Resumen

Objetivos Docentes
Revisar y analizar los hallazgos radiológicos de TEP en estudios de AngioTC y la prevalencia de
complicaciones asociadas.
Revisión del tema
El tromboembolismo pulmonar (TEP) se define como una oclusión parcial o completa del lecho arterial
pulmonar ocasionada por trombos hemáticos procedentes, en un 90% de los casos, del sistema venoso
profundo de los miembros inferiores. Esta enfermedad, junto con la trombosis venosa profunda se engloba
bajo la denominación de enfermedad tromboembólica venosa (ETV).

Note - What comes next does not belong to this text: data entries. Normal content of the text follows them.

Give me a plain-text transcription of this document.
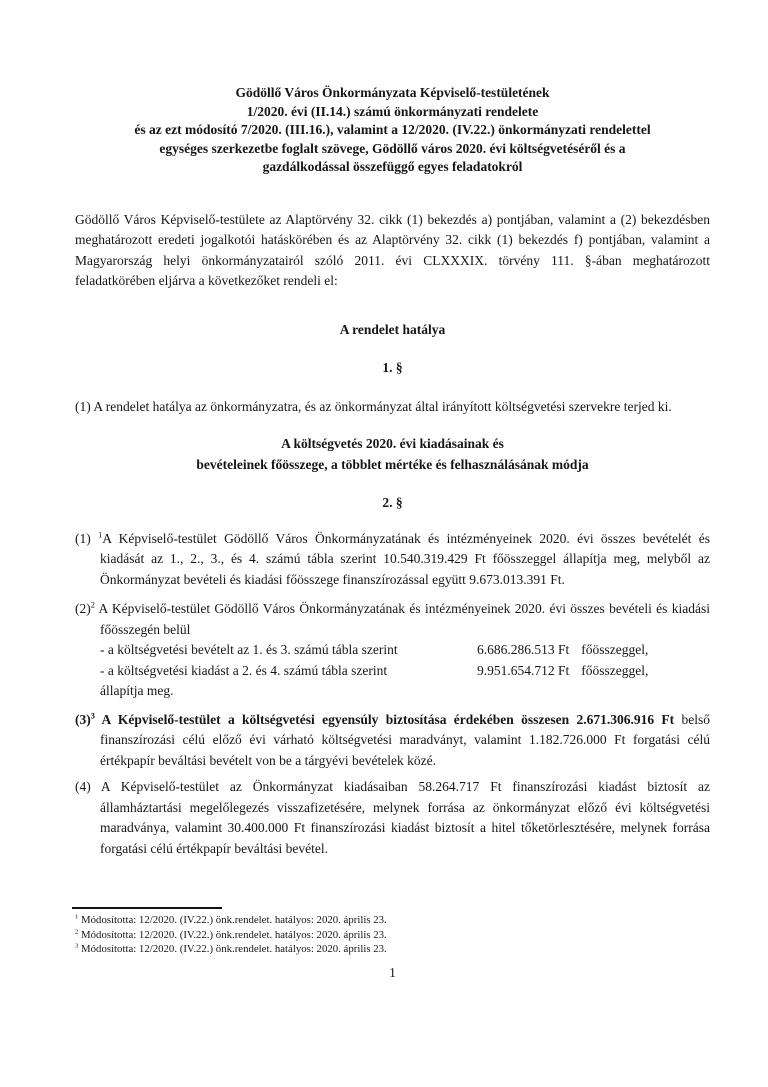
Gödöllő Város Önkormányzata Képviselő-testületének
1/2020. évi (II.14.) számú önkormányzati rendelete
és az ezt módosító 7/2020. (III.16.), valamint a 12/2020. (IV.22.) önkormányzati rendelettel
egységes szerkezetbe foglalt szövege, Gödöllő város 2020. évi költségvetéséről és a
gazdálkodással összefüggő egyes feladatokról
Gödöllő Város Képviselő-testülete az Alaptörvény 32. cikk (1) bekezdés a) pontjában, valamint a (2) bekezdésben meghatározott eredeti jogalkotói hatáskörében és az Alaptörvény 32. cikk (1) bekezdés f) pontjában, valamint a Magyarország helyi önkormányzatairól szóló 2011. évi CLXXXIX. törvény 111. §-ában meghatározott feladatkörében eljárva a következőket rendeli el:
A rendelet hatálya
1. §
(1) A rendelet hatálya az önkormányzatra, és az önkormányzat által irányított költségvetési szervekre terjed ki.
A költségvetés 2020. évi kiadásainak és
bevételeinek főösszege, a többlet mértéke és felhasználásának módja
2. §
(1) $^1$A Képviselő-testület Gödöllő Város Önkormányzatának és intézményeinek 2020. évi összes bevételét és kiadását az 1., 2., 3., és 4. számú tábla szerint 10.540.319.429 Ft főösszeggel állapítja meg, melyből az Önkormányzat bevételi és kiadási főösszege finanszírozással együtt 9.673.013.391 Ft.
$(2)^2$ A Képviselő-testület Gödöllő Város Önkormányzatának és intézményeinek 2020. évi összes bevételi és kiadási főösszegén belül
- a költségvetési bevételt az 1. és 3. számú tábla szerint	6.686.286.513 Ft főösszeggel,
- a költségvetési kiadást a 2. és 4. számú tábla szerint	9.951.654.712 Ft főösszeggel,
állapítja meg.
$(3)^3$ A Képviselő-testület a költségvetési egyensúly biztosítása érdekében összesen 2.671.306.916 Ft belső finanszírozási célú előző évi várható költségvetési maradványt, valamint 1.182.726.000 Ft forgatási célú értékpapír beváltási bevételt von be a tárgyévi bevételek közé.
(4) A Képviselő-testület az Önkormányzat kiadásaiban 58.264.717 Ft finanszírozási kiadást biztosít az államháztartási megelőlegezés visszafizetésére, melynek forrása az önkormányzat előző évi költségvetési maradványa, valamint 30.400.000 Ft finanszírozási kiadást biztosít a hitel tőketörlesztésére, melynek forrása forgatási célú értékpapír beváltási bevétel.
$^1$ Módosította: 12/2020. (IV.22.) önk.rendelet. hatályos: 2020. április 23.
$^2$ Módosította: 12/2020. (IV.22.) önk.rendelet. hatályos: 2020. április 23.
$^3$ Módosította: 12/2020. (IV.22.) önk.rendelet. hatályos: 2020. április 23.
1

La coexistencia de ambas patologías
se produce hasta en un 50% de los casos.
El TEP constituye la primera causa de muerte intrahospitalaria prevenible y la tercera causa de
morbimortalidad cardíaca tras el infarto de miocardio y el ictus. Su amplio espectro de presentación clínica;
que engloba desde pacientes asintomáticos hasta el shock cardiogénico, provoca en algunos casos un
retraso diagnóstico que puede ser fatal. Por ello, es fundamental en los servicios de Urgencias tener alta
sospecha clínica, detectar la existencia de factores de riesgo y aplicar protocolos de probabilidad clínica,
que nos lleven a un diagnóstico precoz y a establecer un tratamiento lo más rápido posible.

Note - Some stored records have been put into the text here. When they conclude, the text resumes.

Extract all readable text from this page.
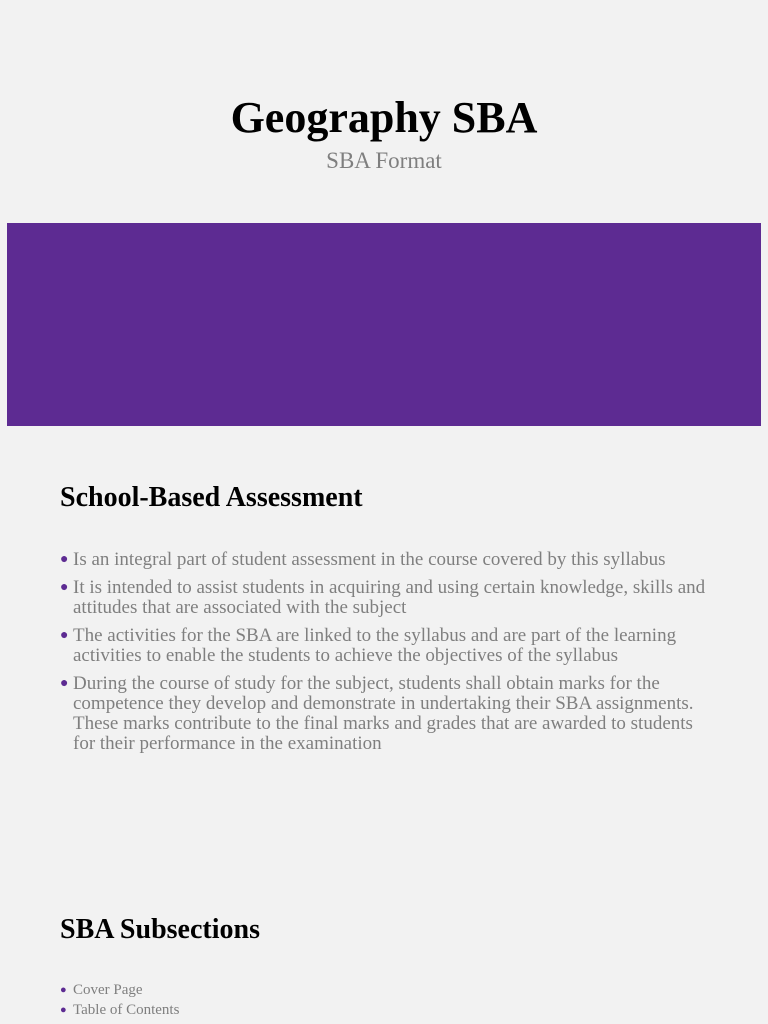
Geography SBA
SBA Format
School-Based Assessment
● Is an integral part of student assessment in the course covered by this syllabus
● It is intended to assist students in acquiring and using certain knowledge, skills and attitudes that are associated with the subject
● The activities for the SBA are linked to the syllabus and are part of the learning activities to enable the students to achieve the objectives of the syllabus
● During the course of study for the subject, students shall obtain marks for the competence they develop and demonstrate in undertaking their SBA assignments. These marks contribute to the final marks and grades that are awarded to students for their performance in the examination
SBA Subsections
● Cover Page
● Table of Contents
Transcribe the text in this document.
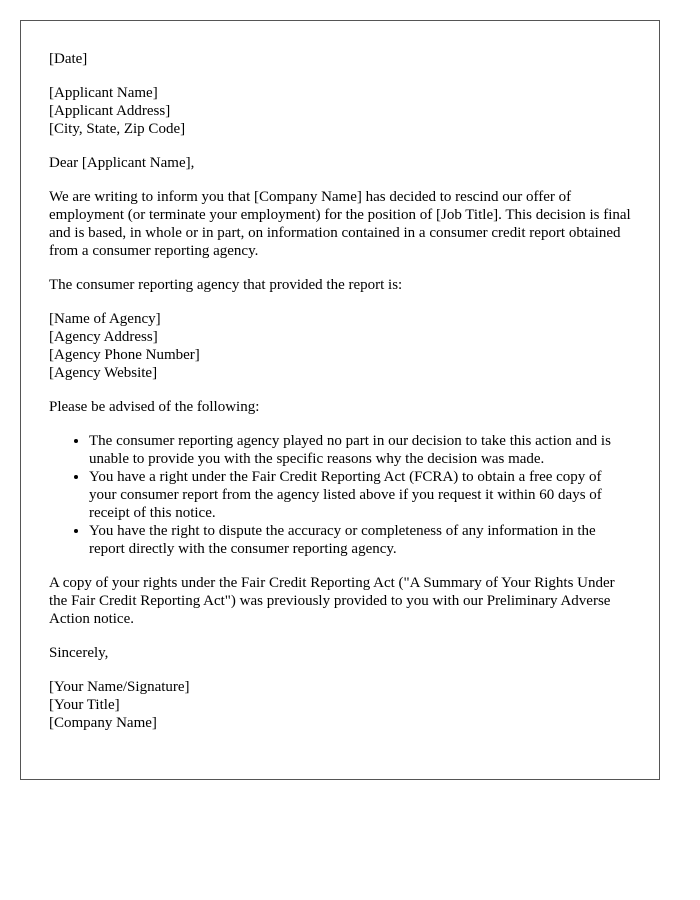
[Date]

[Applicant Name]
[Applicant Address]
[City, State, Zip Code]

Dear [Applicant Name],

We are writing to inform you that [Company Name] has decided to rescind our offer of employment (or terminate your employment) for the position of [Job Title]. This decision is final and is based, in whole or in part, on information contained in a consumer credit report obtained from a consumer reporting agency.

The consumer reporting agency that provided the report is:

[Name of Agency]
[Agency Address]
[Agency Phone Number]
[Agency Website]

Please be advised of the following:

• The consumer reporting agency played no part in our decision to take this action and is unable to provide you with the specific reasons why the decision was made.
• You have a right under the Fair Credit Reporting Act (FCRA) to obtain a free copy of your consumer report from the agency listed above if you request it within 60 days of receipt of this notice.
• You have the right to dispute the accuracy or completeness of any information in the report directly with the consumer reporting agency.

A copy of your rights under the Fair Credit Reporting Act ("A Summary of Your Rights Under the Fair Credit Reporting Act") was previously provided to you with our Preliminary Adverse Action notice.

Sincerely,

[Your Name/Signature]
[Your Title]
[Company Name]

Los principales factores de riesgo predisponenentes de TEP son: edad avanzada, antecedente de
enfermedad tromboembólica previa (TEP o TVP), cirugía reciente, neoplasias de órganos sólidos o
hematológicas, inmovilización, traumatismos,embarazo y puerperio, antecedentes personales o familiares
de hipercoagulabilidad y toma de fármacos (anticonceptivos orales, tratamiento hormonal sustitutivo,
antipsicóticos).
Los síntomas más característicos son la disnea aguda, el dolor pleurítico y la hemoptisis, sin embargo, la
presentación clínica es muy variable y no específica, abarcando desde casos asintomáticos u
oligosintomático, hasta síncope,insuficiencia respiratoria y muerte súbita. Por ello, aunque la valoración del
paciente por un clínico experto debe prevalecer, es conveniente la utilización de test de probabilidad clínica
que permitan establecer la necesidad de realizar exploraciones complementarias con fines diagnósticos. Las
escalas más conocidas y utilizadas son la de Wells y la de Ginebra que, junto con la combinación con el
dímero D, elevan la precisión diagnóstica. Cuando los modelos de predicción clínica sugieren una
media/alta probabilidad, se requiere la realización de una prueba de imagen para su confirmación.
Un diagnóstico preciso es esencial no sólo para reducir la tasa de mortalidad sino para evitar las
complicaciones de la terapia anticoagulante (hemorragias graves en el 10-15% de los pacientes).